I don’t worry too much about the words people use to frame these things. It’s not rent control in the traditional sense, where the rent of an apartment is set irrespective of who’s living in the apartment. Good cause doesn’t extend beyond the current tenancy. It gives tenants a right to renewal and a reasonable increase. When that tenancy’s over, it would start all over again. It’s not as aggressive, but it does potentially cover many many more units.
What about the fact that this package of bills has been referred to as “universal rent control”? That’s not really what they are.
There’s a universality to it. The great majority of tenants will be protected by the package that they have proposed. It’s nearly universal, certainly, whether universal rent control is the best label for it, is up to the advocates.
Are there any other housing-related bills you think should be getting more attention?
Owner’s use exception. This is a provision of the current law that allows owners and their families to take apartments that are currently rent regulated from the system in order to live in them. And it has been the subject of some fairly prominent stories that I consider abuses of the provision. It’s very difficult to enforce, and it is a substantial loophole. It is not numerically as significant as vacancy deregulation, but I think it’s worth taking a look at.
What do you think of CHIP’s proposal to implement means testing, or ensuring people who meet certain income thresholds are the ones living in regulated units?
We’ve had a version of means testing [luxury decontrol] for a long time. But the big thing is that it’s hard to understand why the result of any means testing you do should be deregulation of the apartment. If landlords really want to kick people out of their homes because they make $200,000, there’s no logical reason why the unit should not then be available to someone else within the regulatory system.
A big part of landlords’ argument against the elimination of these programs is that it will lead to decline in housing stock. Do you think that will happen?
I don’t believe the stakes are that high. Nobody’s trying to bankrupt all the landlords in the city or the state for that matter, but at the same time, we are operating in a context where the landlords and the lobbyists have actively pressured the legislature, particularly through the Republican majority in the State Senate in prior years, to ensure that these giant loopholes remained in place, and as a result some very bad behavior has gone on on the landlord side. Landlords now come to us saying, we’re reasonable people just trying to do the right thing. And again, I don’t subscribe for a minute to the notion that every landlord is a terrible person who is abusing the law, but many many people are abusing the laws so that makes it tougher to make laws that are intended to deal with the well-intentioned, reasonable people.
Should reforming property taxes be part of this broader discussion?

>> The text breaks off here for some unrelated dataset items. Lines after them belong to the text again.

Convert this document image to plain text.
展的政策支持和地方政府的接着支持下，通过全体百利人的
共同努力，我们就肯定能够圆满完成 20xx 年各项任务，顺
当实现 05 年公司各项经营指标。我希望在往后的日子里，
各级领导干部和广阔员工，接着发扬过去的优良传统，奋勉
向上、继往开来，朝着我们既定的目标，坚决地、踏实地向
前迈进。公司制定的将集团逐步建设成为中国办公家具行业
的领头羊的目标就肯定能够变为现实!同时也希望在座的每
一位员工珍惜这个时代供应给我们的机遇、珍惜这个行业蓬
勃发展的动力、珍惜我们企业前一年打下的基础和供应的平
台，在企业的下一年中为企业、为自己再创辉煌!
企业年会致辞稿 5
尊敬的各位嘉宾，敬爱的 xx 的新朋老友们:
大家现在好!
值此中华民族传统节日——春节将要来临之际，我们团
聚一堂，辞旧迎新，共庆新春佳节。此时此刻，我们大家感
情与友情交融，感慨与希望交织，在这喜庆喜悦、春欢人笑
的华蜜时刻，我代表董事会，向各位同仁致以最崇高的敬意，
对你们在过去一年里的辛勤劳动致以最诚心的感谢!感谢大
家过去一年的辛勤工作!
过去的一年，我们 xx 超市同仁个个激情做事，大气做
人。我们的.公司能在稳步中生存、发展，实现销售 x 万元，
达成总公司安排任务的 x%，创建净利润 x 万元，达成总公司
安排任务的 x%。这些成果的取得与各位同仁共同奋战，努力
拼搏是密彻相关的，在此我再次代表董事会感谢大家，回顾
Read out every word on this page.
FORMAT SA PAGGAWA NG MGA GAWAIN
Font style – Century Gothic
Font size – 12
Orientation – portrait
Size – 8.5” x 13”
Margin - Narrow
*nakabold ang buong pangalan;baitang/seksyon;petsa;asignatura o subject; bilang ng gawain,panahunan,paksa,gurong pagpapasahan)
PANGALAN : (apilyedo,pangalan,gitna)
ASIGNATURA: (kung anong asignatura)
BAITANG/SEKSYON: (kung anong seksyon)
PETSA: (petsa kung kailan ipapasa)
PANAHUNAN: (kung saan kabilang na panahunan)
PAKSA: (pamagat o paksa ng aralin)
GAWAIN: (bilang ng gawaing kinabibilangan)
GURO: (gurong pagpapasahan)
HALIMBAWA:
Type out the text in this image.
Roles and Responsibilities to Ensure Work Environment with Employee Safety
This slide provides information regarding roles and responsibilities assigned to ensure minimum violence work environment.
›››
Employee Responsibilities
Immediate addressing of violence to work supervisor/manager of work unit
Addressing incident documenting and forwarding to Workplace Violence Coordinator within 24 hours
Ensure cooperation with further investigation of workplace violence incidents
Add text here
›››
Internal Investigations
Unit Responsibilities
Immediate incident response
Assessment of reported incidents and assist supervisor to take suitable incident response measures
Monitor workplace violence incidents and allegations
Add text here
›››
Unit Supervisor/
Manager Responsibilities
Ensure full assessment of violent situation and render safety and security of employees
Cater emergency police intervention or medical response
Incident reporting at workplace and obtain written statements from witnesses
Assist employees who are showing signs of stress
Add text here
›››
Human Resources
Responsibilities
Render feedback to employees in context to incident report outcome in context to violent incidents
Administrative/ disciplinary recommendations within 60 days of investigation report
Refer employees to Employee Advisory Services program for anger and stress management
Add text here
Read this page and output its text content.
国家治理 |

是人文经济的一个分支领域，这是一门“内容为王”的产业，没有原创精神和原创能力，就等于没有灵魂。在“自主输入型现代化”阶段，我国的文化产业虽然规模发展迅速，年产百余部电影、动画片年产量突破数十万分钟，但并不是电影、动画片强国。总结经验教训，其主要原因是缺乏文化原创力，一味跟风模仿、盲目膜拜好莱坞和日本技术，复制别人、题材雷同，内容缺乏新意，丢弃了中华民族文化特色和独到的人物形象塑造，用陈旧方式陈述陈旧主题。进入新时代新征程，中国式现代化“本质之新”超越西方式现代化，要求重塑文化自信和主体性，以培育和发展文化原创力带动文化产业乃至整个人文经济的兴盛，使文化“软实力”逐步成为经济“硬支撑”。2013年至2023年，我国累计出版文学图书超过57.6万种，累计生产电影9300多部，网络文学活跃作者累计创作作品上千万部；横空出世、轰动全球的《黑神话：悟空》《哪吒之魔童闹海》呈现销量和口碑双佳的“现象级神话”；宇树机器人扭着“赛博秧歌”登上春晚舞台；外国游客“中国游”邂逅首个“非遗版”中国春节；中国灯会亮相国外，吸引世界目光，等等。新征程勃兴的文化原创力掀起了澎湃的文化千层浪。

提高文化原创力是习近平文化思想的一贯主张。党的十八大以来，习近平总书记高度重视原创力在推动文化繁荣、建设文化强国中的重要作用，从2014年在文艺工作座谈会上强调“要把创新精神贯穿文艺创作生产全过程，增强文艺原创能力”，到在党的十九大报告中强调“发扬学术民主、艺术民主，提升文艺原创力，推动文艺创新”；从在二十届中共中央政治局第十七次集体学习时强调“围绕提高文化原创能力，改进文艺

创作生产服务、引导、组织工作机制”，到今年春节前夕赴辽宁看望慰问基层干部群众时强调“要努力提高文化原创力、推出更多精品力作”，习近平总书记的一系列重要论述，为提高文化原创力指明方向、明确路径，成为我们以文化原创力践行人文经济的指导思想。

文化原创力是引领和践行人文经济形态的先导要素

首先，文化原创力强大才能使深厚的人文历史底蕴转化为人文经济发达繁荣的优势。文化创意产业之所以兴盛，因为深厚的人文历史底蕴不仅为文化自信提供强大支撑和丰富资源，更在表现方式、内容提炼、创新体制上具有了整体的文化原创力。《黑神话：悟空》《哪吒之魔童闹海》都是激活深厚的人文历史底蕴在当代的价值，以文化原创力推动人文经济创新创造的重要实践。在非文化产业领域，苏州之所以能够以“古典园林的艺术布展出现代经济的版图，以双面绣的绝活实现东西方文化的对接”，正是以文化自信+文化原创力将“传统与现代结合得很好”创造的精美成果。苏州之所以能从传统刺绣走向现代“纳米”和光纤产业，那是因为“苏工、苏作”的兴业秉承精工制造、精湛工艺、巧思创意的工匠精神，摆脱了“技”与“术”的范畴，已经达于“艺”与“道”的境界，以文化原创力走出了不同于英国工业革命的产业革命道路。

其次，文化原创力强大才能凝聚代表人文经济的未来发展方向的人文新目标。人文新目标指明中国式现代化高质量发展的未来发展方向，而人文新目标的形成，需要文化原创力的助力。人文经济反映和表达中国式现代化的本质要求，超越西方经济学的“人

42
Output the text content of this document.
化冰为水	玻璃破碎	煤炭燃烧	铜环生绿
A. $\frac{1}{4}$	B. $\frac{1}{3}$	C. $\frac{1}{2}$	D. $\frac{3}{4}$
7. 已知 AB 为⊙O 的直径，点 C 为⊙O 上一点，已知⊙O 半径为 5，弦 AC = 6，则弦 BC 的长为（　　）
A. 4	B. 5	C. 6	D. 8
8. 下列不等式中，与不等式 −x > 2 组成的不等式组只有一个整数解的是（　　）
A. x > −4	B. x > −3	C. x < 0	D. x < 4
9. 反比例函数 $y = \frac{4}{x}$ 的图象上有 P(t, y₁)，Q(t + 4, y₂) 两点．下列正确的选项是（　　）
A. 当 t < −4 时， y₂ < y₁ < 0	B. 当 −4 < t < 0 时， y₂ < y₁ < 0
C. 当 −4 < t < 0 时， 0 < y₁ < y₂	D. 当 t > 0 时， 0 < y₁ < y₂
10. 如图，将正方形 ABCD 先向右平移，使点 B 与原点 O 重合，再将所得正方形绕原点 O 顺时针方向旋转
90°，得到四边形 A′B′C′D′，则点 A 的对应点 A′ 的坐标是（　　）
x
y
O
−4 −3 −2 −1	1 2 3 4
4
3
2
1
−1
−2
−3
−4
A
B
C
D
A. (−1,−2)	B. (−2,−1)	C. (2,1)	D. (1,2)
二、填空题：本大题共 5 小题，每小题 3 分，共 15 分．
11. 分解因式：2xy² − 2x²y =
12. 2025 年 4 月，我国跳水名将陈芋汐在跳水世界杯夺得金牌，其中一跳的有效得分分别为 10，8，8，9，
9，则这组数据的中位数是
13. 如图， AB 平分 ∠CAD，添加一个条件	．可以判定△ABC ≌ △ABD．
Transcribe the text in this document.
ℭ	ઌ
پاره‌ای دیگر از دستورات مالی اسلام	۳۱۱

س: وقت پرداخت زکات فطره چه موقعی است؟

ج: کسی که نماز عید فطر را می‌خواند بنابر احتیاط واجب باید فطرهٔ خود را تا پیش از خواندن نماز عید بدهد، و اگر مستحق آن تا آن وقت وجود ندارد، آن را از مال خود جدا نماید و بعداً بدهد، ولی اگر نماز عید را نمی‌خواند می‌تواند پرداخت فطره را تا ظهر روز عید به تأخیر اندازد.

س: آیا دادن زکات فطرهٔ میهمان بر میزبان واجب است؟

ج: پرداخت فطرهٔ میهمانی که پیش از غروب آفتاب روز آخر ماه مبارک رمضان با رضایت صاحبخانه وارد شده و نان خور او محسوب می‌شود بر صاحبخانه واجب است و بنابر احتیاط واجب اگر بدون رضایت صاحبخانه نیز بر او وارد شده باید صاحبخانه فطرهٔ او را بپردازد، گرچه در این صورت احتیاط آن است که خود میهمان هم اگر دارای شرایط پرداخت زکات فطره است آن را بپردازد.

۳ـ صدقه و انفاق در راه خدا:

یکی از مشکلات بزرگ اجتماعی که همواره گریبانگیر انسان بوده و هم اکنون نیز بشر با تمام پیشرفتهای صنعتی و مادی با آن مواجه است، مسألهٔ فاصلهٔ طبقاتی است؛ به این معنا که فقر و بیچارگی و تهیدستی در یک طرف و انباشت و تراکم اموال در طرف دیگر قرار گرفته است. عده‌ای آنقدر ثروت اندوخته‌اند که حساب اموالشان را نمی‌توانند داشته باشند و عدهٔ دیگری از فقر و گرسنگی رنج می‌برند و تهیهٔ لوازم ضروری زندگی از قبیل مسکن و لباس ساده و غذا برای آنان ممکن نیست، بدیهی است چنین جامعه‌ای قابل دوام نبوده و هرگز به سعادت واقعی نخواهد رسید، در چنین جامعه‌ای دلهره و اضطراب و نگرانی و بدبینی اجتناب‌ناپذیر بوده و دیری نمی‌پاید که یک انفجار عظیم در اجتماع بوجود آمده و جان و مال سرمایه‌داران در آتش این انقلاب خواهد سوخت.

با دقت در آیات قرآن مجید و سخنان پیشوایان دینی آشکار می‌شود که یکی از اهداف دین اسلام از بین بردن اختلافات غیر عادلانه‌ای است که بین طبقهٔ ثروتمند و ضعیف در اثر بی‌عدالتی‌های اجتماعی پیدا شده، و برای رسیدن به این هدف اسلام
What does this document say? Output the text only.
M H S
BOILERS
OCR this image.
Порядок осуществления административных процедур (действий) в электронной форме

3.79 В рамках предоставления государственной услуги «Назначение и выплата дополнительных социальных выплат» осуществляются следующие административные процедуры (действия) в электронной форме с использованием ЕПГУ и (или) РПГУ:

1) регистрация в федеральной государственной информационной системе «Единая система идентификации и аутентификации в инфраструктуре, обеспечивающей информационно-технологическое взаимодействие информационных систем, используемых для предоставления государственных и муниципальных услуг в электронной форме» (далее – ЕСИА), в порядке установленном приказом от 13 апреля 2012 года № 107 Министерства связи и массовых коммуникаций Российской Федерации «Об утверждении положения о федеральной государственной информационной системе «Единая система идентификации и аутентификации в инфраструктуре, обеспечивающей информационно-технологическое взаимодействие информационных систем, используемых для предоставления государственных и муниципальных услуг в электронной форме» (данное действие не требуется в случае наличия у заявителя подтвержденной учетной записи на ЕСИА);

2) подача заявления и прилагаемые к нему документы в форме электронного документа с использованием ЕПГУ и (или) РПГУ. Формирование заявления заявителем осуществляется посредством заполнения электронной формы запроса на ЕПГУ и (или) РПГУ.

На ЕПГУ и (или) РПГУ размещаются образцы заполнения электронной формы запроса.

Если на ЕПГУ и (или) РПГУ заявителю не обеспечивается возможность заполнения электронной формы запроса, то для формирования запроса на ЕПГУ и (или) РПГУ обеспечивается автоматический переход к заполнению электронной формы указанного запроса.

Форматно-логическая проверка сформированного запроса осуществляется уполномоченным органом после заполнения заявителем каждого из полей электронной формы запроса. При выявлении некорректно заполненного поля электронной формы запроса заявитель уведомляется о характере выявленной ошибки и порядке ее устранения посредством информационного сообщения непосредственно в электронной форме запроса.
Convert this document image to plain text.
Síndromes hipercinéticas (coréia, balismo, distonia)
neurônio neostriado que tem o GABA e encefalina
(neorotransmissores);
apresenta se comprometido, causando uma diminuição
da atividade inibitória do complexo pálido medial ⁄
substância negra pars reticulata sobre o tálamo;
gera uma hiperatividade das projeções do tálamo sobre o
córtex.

There has been a pattern in recent years of linking the recent laws to other elements, like most notably, the 421a tax reduction. I think the logic of that went back to the dynamic of the Assembly having one set of interests and the Senate having a really different set of interests. It was viewed as a mechanism to get the various parties to the table. The last time we renewed 421a, they were decoupled. This is complicated enough without trying to resolve long-standing thorny questions.